Mobility Award 2012 winners
Apiparn Borisuit and Michael Jon Mattle are the co-winners of the EDCE PhD Mobility Award and have received CHF 2'000.- each.
Apiparn Borisuit's project description:
My thesis aims to effectively assess the impact of light on visual comfort including both visual and non-image forming effects. It will contribute to improve the well-being of building occupants and thus providing a more comprehensive scientific and practical base for “healthy lighting” at workplaces. In order to assess the distribution of environmental light, its intensity and spectral composition, we use a novel high dynamic range luminance-meter for dynamic luminance mapping and glare risk assessments. The sojourn within the Windows and Daylighting Group of Lawrence Berkeley National Laboratory (LBNL; CA United States) will provide the opportunity to investigate several luminous distributions under different daylighting conditions and compare the corresponding experimental results with computer simulations. The research will be useful not only for my thesis but also for future projects in the energy efficiency and human perception domains.
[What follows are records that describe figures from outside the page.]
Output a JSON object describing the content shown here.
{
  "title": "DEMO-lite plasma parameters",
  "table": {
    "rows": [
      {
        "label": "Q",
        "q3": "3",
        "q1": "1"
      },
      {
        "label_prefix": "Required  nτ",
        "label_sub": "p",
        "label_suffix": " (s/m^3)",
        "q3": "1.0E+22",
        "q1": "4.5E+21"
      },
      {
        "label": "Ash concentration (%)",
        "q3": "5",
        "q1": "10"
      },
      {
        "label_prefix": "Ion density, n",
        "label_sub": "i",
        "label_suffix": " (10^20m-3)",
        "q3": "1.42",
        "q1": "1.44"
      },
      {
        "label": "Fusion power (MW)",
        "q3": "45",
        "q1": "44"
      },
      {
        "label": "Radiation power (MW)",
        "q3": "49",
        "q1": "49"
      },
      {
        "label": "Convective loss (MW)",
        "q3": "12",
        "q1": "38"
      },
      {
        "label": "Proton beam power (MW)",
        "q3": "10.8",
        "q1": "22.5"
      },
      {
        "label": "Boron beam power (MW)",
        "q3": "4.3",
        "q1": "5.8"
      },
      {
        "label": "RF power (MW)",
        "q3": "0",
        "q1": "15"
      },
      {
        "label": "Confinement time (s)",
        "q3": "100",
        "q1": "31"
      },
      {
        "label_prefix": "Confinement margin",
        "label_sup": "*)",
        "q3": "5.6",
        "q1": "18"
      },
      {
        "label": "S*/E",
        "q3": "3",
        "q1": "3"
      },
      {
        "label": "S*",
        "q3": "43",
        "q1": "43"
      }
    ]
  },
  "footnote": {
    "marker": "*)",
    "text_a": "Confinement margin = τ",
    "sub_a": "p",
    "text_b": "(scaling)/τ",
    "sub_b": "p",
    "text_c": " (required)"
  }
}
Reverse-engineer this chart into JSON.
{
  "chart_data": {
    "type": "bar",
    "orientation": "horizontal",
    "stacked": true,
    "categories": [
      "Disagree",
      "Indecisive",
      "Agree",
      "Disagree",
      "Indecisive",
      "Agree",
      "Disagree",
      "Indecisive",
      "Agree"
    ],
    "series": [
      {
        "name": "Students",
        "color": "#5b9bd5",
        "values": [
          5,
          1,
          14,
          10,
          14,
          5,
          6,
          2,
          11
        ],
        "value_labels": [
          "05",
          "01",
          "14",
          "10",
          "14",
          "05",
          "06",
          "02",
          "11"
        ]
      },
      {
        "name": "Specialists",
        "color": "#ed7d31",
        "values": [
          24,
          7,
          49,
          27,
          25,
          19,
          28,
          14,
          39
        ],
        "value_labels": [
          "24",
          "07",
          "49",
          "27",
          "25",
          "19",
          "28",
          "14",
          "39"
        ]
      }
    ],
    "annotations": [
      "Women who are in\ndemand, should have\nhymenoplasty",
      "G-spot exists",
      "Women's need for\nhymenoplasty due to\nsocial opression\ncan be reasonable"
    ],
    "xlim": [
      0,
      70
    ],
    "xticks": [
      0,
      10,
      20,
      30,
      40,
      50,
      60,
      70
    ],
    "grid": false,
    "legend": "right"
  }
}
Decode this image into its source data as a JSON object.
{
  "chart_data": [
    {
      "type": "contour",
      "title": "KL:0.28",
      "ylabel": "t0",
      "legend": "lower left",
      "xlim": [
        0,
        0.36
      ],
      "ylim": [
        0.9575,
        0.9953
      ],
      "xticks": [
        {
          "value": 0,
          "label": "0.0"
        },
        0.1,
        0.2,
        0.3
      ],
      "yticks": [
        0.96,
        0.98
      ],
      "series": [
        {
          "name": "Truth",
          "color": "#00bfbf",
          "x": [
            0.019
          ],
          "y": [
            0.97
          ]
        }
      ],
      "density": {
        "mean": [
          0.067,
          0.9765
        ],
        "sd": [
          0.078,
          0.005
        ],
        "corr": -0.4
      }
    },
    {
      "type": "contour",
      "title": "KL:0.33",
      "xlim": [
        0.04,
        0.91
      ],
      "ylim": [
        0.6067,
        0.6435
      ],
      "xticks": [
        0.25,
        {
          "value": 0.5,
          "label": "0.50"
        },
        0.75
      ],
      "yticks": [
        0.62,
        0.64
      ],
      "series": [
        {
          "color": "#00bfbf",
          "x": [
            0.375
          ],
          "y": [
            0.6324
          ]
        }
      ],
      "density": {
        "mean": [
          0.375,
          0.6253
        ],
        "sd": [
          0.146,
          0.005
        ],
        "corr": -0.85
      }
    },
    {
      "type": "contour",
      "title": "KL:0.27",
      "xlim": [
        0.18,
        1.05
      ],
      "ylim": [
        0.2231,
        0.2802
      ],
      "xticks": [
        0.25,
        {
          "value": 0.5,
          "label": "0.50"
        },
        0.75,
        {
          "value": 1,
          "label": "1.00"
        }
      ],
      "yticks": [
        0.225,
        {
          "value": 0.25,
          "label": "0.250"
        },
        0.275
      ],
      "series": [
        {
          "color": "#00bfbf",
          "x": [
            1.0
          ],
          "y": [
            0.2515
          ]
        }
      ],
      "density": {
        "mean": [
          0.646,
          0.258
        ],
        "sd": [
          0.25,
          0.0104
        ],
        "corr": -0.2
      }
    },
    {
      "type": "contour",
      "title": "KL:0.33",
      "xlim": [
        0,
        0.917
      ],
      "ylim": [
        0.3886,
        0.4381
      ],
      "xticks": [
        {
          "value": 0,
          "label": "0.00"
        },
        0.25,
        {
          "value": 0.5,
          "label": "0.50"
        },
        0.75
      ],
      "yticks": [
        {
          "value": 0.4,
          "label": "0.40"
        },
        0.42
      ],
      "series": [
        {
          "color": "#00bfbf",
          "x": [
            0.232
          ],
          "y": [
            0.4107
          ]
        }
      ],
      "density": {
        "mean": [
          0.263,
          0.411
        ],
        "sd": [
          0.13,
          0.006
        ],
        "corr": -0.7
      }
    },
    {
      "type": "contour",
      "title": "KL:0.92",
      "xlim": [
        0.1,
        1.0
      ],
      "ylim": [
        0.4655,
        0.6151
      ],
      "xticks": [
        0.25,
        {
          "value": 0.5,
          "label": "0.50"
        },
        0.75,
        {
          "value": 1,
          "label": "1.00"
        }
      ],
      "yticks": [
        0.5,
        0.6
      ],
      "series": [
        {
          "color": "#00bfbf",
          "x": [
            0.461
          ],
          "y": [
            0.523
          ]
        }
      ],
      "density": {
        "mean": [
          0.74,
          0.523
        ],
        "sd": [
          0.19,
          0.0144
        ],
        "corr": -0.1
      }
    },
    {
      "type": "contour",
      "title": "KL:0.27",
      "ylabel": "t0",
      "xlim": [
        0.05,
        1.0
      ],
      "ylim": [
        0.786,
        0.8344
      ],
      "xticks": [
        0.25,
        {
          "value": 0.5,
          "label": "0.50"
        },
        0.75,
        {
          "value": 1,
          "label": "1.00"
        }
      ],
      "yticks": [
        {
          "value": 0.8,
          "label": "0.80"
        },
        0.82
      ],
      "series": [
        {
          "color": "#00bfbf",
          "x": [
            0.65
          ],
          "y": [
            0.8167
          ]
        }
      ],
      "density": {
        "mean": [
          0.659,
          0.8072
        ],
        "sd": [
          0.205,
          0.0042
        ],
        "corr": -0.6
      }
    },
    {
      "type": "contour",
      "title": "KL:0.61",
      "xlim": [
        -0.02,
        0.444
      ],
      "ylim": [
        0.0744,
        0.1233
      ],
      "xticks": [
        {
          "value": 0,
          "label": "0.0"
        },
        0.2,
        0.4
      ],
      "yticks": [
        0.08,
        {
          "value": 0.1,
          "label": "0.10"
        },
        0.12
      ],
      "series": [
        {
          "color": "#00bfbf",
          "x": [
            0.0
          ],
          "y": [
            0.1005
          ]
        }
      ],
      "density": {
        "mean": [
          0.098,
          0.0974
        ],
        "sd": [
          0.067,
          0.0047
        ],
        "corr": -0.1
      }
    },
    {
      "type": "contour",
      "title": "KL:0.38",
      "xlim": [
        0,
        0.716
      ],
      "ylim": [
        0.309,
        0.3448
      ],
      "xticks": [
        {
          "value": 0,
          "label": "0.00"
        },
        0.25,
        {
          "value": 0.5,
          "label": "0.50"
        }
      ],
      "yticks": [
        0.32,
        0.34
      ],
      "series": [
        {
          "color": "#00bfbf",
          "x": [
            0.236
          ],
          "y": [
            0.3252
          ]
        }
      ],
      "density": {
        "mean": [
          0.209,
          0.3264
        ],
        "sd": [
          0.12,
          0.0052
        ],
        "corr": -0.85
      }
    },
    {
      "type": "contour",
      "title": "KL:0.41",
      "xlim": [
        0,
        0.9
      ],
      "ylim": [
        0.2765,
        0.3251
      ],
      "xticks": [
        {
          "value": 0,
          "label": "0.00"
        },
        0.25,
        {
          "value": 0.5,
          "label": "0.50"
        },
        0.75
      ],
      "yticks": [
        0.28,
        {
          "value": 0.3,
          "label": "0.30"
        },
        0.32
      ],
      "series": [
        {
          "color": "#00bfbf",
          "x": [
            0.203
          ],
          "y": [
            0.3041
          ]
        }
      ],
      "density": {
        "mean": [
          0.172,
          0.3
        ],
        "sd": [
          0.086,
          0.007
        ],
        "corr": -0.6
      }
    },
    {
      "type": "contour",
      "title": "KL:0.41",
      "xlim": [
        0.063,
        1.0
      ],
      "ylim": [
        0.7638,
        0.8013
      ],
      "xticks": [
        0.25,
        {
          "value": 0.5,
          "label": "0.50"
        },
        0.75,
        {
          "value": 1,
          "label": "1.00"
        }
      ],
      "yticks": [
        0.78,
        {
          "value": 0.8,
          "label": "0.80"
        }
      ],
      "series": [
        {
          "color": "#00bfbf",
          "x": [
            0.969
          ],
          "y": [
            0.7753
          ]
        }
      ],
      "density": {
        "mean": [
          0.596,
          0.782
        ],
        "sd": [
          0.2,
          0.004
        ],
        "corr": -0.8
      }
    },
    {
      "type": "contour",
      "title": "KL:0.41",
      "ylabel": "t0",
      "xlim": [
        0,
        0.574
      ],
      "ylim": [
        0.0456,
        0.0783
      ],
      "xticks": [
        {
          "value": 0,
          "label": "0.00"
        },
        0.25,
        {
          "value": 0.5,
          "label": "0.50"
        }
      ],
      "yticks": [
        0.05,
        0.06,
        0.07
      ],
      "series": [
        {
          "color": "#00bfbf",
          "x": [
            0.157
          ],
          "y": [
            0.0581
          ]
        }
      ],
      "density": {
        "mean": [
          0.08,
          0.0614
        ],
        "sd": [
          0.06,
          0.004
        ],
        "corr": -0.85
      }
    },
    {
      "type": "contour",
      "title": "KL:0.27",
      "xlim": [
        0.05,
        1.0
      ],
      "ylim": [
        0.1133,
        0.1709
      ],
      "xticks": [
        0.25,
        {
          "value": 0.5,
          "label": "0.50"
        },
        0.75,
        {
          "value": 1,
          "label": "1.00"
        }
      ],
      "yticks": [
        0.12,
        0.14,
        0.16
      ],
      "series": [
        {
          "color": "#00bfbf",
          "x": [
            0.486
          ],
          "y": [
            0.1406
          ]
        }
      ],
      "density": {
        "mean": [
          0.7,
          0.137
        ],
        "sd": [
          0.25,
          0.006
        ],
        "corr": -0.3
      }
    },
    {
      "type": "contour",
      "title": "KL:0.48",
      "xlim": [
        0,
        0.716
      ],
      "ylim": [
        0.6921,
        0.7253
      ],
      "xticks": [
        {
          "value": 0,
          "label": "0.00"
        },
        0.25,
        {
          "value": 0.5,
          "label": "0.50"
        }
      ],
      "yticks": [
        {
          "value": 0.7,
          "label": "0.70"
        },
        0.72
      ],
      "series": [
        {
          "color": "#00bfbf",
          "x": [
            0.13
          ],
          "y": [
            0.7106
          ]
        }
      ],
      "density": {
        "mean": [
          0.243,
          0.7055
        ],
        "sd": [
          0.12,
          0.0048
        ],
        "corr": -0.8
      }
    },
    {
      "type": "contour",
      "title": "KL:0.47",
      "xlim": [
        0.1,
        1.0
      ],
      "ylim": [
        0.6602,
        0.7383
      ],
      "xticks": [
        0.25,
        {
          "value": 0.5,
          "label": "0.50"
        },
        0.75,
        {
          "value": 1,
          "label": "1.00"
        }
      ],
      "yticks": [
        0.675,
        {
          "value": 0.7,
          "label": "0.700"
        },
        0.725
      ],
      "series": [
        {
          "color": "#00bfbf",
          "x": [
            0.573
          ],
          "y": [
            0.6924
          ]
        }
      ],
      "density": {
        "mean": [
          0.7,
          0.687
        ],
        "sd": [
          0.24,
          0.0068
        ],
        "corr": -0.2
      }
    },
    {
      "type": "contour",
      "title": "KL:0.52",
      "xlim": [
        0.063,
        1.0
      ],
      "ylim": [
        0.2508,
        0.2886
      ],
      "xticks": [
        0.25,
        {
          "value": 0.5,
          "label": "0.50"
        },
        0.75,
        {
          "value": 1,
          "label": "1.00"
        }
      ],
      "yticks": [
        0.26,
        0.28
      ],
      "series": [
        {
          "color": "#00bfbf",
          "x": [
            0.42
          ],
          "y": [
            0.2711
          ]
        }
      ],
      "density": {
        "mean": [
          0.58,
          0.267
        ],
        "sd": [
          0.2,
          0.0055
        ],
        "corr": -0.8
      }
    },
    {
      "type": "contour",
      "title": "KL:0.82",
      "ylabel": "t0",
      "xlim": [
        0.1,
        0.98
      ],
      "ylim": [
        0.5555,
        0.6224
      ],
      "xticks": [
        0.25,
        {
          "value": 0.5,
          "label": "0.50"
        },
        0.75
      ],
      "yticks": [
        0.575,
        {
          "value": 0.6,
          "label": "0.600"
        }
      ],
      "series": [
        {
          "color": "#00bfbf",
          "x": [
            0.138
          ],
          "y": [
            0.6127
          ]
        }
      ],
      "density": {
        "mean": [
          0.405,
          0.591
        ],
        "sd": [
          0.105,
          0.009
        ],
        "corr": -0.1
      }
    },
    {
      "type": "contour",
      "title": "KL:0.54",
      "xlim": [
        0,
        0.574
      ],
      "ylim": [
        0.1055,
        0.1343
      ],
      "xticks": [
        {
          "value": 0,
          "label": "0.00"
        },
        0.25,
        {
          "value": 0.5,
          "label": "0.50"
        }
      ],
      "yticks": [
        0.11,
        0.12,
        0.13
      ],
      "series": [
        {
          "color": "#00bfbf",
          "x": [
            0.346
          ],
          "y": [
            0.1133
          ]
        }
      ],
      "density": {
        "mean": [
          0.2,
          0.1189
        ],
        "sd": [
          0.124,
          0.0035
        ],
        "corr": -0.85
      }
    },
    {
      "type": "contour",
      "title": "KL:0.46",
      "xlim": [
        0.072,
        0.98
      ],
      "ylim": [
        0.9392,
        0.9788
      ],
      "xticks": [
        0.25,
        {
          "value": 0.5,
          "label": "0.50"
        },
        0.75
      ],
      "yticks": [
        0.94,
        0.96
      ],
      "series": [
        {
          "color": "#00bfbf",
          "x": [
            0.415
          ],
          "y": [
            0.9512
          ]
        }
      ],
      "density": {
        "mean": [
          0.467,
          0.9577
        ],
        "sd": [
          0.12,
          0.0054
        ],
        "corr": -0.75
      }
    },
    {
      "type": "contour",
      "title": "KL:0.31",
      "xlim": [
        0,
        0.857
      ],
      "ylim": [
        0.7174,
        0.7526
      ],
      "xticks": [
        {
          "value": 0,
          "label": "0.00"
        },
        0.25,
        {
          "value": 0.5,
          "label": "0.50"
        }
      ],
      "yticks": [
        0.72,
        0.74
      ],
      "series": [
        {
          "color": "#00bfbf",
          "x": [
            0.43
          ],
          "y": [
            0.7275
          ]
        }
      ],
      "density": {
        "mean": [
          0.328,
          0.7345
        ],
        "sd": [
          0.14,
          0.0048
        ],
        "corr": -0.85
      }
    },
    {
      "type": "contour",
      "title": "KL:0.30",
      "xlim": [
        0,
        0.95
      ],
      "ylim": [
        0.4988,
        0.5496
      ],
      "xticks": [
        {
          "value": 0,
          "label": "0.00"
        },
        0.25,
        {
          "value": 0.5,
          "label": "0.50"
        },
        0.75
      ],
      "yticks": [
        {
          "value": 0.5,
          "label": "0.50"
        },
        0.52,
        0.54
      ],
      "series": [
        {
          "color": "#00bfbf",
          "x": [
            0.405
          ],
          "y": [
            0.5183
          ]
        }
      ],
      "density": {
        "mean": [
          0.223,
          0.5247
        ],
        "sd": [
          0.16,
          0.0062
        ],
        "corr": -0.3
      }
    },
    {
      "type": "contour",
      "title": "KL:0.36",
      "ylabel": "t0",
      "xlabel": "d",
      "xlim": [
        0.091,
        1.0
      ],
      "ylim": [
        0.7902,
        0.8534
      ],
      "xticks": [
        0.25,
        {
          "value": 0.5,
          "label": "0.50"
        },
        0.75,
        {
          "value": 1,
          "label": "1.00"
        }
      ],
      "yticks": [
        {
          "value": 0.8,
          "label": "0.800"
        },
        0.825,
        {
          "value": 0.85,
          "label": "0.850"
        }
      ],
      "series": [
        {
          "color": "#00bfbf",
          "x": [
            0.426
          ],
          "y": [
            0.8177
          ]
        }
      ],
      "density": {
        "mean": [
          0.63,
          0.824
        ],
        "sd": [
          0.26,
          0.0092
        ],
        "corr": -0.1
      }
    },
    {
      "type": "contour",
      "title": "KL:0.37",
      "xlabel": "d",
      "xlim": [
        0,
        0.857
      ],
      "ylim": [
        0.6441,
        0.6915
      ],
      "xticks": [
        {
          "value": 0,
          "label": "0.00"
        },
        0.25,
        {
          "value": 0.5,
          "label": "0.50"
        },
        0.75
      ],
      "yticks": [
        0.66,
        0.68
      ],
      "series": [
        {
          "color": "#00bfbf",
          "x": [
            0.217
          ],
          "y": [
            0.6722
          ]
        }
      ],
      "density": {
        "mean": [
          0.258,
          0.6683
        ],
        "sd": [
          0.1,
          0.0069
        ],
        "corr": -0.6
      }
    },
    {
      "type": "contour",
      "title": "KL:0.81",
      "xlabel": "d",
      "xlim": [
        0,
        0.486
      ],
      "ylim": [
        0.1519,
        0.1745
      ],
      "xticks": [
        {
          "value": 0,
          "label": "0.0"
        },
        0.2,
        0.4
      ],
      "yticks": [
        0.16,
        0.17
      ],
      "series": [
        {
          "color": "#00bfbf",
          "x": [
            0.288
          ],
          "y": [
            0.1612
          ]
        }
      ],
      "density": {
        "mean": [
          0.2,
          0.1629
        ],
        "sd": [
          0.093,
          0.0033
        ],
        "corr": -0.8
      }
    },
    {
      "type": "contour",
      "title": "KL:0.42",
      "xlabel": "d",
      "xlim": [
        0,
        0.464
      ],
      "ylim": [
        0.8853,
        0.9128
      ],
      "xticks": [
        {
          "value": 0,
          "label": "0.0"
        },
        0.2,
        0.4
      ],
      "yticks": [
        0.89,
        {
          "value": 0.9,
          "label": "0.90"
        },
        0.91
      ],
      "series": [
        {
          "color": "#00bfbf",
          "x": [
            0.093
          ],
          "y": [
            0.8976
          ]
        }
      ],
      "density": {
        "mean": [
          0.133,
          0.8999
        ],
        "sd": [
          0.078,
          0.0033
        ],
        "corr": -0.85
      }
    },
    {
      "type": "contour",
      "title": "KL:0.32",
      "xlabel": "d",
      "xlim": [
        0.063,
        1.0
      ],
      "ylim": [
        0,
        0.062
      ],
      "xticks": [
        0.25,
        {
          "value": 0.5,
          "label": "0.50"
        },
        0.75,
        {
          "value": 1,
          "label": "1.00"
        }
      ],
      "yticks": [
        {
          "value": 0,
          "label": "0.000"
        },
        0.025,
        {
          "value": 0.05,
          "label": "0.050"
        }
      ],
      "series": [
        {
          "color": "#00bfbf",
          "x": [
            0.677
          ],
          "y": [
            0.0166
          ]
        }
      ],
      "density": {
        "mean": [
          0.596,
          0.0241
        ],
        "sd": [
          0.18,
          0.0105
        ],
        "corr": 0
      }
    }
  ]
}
Michael Jon Mattle's project description:
Most common water treatment methods are not suitable or affordable for developing countries. Therefore, there exists a tremendous need for effective, low-cost methods. The goal of this project is to estimate inactivation kinetics of viruses in waste stabilisation ponds, a low-cost method which is already widely applied in developing countries. In particular, I will study sunlight mediated processes that lead to damage to viral genomes and proteins. Collaboration with Prof. D. Vione at Università degli Studi di Torino will be of fundamental help to achieve this ambitious objective. He has both the necessary equipment and experience to individually analyze the key oxidation processes that lead to inactivation in waste stabilization ponds. Additionally, he developed an already well-established modelling tool for organic pollutant degradation in surface waters. This model will be modified for our purposes once we experimentally determined the relevant disinfection rates for viruses.